Yunus desafiou a plateia de acadêmicos e de empreendedores sociais que compareceu à sede paulista da Fundação Dom Cabral a seguir o seu exemplo. "Eu era professor universitário em Bangladesh, que tinha um campus bem estruturado e bonito, mas cercado de vilarejos devastados e acometidos de muita pobreza", iniciou ele.

Em vez de se isolar no mundo acadêmico, Yunus conta que criou o próprio caminho. "Fui visitar os vilarejos. Deixei a perspectiva superficial de um pássaro, que olha tudo de cima, e passei a enxergar a realidade como um animal terrestre, que olha para o outro".

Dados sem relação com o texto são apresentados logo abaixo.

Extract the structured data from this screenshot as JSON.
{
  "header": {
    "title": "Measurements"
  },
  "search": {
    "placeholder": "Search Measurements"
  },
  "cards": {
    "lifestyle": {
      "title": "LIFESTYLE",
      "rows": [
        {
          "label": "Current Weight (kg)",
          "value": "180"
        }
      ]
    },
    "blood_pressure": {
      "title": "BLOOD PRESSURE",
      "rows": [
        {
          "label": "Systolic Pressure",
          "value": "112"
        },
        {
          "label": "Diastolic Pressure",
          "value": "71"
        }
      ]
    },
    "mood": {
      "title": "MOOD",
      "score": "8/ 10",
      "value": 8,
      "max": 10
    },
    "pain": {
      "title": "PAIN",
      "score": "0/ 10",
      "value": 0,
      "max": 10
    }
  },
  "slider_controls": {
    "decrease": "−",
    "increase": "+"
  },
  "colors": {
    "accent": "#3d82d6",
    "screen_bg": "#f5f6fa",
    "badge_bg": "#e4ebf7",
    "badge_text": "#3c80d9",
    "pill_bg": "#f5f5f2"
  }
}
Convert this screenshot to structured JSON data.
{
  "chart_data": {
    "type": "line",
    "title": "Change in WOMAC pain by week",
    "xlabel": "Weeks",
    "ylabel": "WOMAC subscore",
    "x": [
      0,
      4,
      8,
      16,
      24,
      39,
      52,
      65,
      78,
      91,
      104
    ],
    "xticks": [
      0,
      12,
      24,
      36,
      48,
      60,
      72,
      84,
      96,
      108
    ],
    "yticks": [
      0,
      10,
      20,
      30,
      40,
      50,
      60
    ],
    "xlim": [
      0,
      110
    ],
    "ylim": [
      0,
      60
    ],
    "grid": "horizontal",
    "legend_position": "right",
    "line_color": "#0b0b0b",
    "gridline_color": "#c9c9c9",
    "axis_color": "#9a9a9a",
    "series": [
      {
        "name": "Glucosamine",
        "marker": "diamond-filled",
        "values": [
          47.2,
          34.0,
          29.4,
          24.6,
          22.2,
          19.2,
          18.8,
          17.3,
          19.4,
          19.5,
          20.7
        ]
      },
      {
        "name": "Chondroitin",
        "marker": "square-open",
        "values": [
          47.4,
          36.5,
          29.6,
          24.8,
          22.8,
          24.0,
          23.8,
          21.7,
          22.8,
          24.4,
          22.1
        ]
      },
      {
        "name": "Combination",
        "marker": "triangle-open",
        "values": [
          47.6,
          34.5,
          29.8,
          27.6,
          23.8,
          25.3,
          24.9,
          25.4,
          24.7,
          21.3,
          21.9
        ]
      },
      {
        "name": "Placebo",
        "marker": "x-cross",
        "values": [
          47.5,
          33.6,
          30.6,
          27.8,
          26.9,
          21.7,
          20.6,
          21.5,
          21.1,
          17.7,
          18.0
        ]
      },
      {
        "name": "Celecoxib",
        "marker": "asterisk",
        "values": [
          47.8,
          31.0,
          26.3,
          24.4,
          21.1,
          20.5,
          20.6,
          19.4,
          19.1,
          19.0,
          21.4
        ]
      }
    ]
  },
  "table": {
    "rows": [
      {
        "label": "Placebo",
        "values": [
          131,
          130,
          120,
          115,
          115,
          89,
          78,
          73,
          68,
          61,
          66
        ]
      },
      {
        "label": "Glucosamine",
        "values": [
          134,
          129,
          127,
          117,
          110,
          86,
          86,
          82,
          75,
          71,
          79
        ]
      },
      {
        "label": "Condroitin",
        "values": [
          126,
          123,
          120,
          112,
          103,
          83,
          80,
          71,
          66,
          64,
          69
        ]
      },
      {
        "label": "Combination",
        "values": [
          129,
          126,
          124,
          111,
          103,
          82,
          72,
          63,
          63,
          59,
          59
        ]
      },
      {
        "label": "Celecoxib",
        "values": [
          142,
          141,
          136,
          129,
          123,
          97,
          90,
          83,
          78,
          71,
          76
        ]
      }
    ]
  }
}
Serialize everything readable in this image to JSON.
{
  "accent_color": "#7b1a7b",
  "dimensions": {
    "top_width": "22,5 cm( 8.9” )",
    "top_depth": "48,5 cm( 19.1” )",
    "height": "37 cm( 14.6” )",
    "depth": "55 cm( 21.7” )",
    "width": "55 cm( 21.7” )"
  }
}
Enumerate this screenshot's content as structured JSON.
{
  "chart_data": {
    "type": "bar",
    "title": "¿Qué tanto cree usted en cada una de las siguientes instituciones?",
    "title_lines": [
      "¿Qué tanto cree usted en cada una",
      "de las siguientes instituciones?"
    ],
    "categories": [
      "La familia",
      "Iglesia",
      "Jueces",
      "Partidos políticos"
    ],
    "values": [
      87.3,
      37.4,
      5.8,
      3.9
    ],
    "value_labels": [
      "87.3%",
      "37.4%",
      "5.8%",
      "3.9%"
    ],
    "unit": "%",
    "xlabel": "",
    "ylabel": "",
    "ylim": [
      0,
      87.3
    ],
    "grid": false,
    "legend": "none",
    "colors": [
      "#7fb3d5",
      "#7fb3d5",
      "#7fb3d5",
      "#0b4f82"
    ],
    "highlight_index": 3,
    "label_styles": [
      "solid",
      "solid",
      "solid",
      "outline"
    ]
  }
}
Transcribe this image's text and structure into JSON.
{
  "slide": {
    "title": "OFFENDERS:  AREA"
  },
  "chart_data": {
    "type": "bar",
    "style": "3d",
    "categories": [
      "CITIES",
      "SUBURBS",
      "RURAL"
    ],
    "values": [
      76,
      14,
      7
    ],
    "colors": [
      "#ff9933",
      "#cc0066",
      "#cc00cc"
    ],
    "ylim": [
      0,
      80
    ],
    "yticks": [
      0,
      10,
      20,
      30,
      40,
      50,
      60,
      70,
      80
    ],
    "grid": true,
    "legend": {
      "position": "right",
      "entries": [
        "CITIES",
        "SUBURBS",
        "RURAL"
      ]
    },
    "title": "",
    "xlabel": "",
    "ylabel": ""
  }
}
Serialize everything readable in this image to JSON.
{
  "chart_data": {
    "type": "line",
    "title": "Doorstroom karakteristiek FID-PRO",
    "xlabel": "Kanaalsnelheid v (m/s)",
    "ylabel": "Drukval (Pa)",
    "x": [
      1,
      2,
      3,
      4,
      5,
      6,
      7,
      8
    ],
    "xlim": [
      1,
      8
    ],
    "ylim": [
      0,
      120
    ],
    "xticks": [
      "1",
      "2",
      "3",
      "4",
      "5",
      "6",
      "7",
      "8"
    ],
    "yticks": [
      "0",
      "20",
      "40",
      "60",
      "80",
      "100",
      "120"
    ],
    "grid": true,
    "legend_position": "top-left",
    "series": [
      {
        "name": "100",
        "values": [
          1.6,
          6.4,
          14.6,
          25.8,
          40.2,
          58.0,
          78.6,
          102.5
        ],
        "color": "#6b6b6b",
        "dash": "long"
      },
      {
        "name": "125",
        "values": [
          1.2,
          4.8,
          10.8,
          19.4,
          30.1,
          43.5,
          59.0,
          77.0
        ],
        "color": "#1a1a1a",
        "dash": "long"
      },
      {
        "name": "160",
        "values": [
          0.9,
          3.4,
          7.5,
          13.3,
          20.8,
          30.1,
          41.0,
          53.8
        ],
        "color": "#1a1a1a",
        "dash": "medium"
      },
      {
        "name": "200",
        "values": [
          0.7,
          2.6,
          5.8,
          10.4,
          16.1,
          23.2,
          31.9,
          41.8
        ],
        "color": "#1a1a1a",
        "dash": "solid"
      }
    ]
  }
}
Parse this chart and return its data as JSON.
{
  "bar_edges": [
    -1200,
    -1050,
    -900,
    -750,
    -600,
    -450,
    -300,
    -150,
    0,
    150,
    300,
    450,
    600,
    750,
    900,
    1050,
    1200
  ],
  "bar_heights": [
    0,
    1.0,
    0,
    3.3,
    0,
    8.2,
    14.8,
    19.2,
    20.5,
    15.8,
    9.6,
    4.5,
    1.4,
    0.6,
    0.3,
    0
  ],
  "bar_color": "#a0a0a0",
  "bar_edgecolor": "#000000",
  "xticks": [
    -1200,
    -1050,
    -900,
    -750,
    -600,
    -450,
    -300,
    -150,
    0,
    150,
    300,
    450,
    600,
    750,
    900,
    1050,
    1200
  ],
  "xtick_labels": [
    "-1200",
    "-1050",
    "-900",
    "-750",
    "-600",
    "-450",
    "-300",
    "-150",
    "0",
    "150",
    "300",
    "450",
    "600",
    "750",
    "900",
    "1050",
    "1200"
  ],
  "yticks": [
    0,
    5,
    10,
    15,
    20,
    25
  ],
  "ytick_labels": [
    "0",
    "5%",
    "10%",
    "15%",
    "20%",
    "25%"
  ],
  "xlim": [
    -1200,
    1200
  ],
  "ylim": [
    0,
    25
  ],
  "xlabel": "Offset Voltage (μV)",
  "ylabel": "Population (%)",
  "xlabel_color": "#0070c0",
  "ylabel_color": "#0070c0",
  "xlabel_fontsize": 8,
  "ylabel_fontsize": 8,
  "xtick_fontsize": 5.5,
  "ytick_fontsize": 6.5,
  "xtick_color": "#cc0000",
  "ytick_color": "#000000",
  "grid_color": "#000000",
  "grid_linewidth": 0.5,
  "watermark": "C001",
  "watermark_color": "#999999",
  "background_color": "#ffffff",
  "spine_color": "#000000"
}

E o que viu foi transformador: "Encontrei pessoas que brigavam para não ser engolidas pelos problemas. Ver aquela realidade de perto fez toda a diferença, pois a teoria econômica é vazia se não houver prática".

Sua incursão ao mundo real causava estranheza. "Os meus colegas me perguntavam o que eu estava fazendo. Mas minha vida não teria sentido se não tocasse a vida do outro. Não me servia uma vida acadêmica ilhada".

BANCO DOS POBRES

Yunus relata uma série de pequenas ações que resultariam no Grameen Bank, o chamado banco dos pobres. Ele percebeu de cara a ação devastadora de agiotas na vida dos miseráveis, que não conseguiam pagar os empréstimos. "O dinheiro é uma forma de escravidão do outro", angustiava-se. "Por que não empresto eu mesmo?".

E assim o fez. O primeiro socorro financeiro que deu foi de US$ 27. "Em um lugar tão pobre, aquilo causou uma transformação, resolvia problemas imediatos das pessoas". Nascia empiricamente o conceito que lhe daria o Nobel anos depois. "Comecei a ficar sem dinheiro e me perguntava: 'onde posso conseguir mais para emprestar?'".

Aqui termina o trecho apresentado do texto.